Book examines woman’s life and southeast Iowa history


By JEFF HUTTON Courier associate editor

FAIRFIELD — Bruce Curtis’ book is both a biography and a history lesson.

“Like Ordinary People: An Illustrated Iowa Social Biography of Josephine Mae Teeter Curtis and Her Times, 1903-2007” examines the life of Curtis’ mother and her world in Jefferson and Wapello counties.

Curtis said the book was borne from his work as a historian and professor as well as his desire to share stories from his mother’s remarkable life.

“Once I became a historian, I got interested in looking back on my mother’s life and my own,” he told the Courier from his home in East Lansing, Mich. “I also was interested in genealogy.”

The book, which includes information about Josephine Curtis’ parents, grandparents and great-grandparents, is a guide to what life was like during the 19th and 20th centuries in southeast Iowa.

Curtis’ book began with a series of interview with his mother, as well as his father, back in the 1960s.

Those interviews, along with countless hours of research at area libraries and examination of area newspaper articles, kept Curtis busy.

Despite his work as a professor at Michigan State University, Curtis made frequent trips back home to Iowa to continue the research and visit his mother and other family members.

The book carefully weaves his mother’s life with the history of southeast Iowa — the 1920s, for example, was a period of social change, especially for some women.

Josephine told her son how young women were bobbing their hair, scandalous at the time, and that she did just that in 1925. The result — her father refused to speak to her for some time.

Curtis writes about his mother when she taught school, including her first year as a teacher at Turkey Scratch School No. 7 in Des Moines Township in Jefferson County.
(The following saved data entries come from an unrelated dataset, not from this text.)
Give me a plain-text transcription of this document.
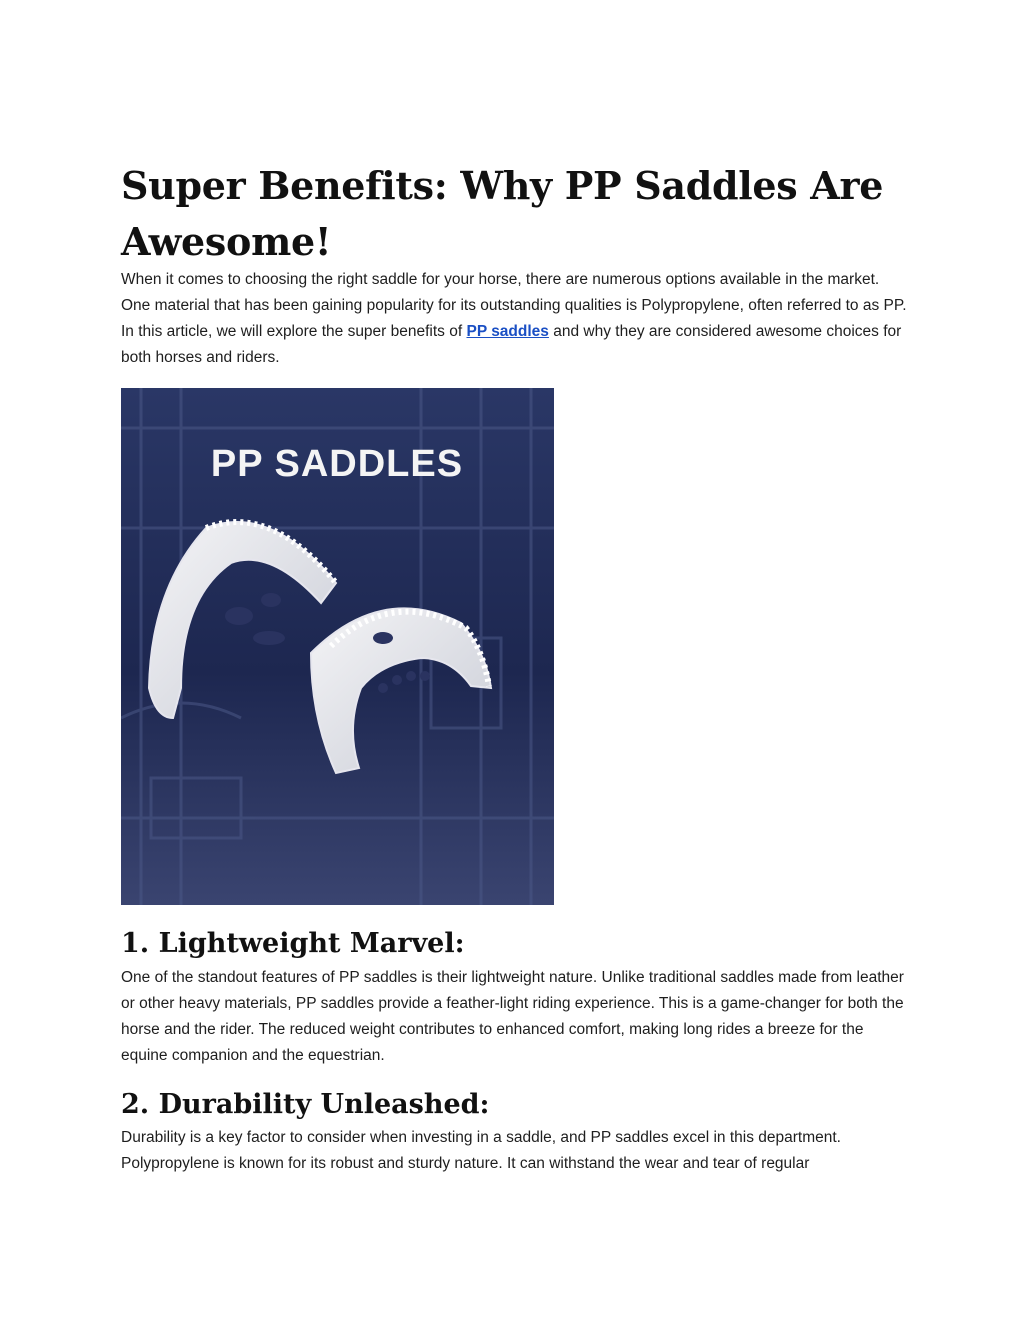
Super Benefits: Why PP Saddles Are Awesome!

When it comes to choosing the right saddle for your horse, there are numerous options available in the market. One material that has been gaining popularity for its outstanding qualities is Polypropylene, often referred to as PP. In this article, we will explore the super benefits of PP saddles and why they are considered awesome choices for both horses and riders.

PP SADDLES
1. Lightweight Marvel:

One of the standout features of PP saddles is their lightweight nature. Unlike traditional saddles made from leather or other heavy materials, PP saddles provide a feather-light riding experience. This is a game-changer for both the horse and the rider. The reduced weight contributes to enhanced comfort, making long rides a breeze for the equine companion and the equestrian.

2. Durability Unleashed:

Durability is a key factor to consider when investing in a saddle, and PP saddles excel in this department. Polypropylene is known for its robust and sturdy nature. It can withstand the wear and tear of regular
He details how his mother spent $50 — about a month’s salary at the time — and purchase a set of encyclopedias to aid her students. She kept those books, toting them to different schools over the years, until the Great Depression and she was forced to sell the books, getting just $16 for the set.

Josephine died in January of 2007 at the age 103.

Those interviews, Curtis said, are more valuable now and the book, he hopes, will provide his children and grandchildren a greater sense to who his mother was and the times she lived in.

“I want everyone to get this idea, especially young people, that ordinary people can be extraordinary,” Curtis said.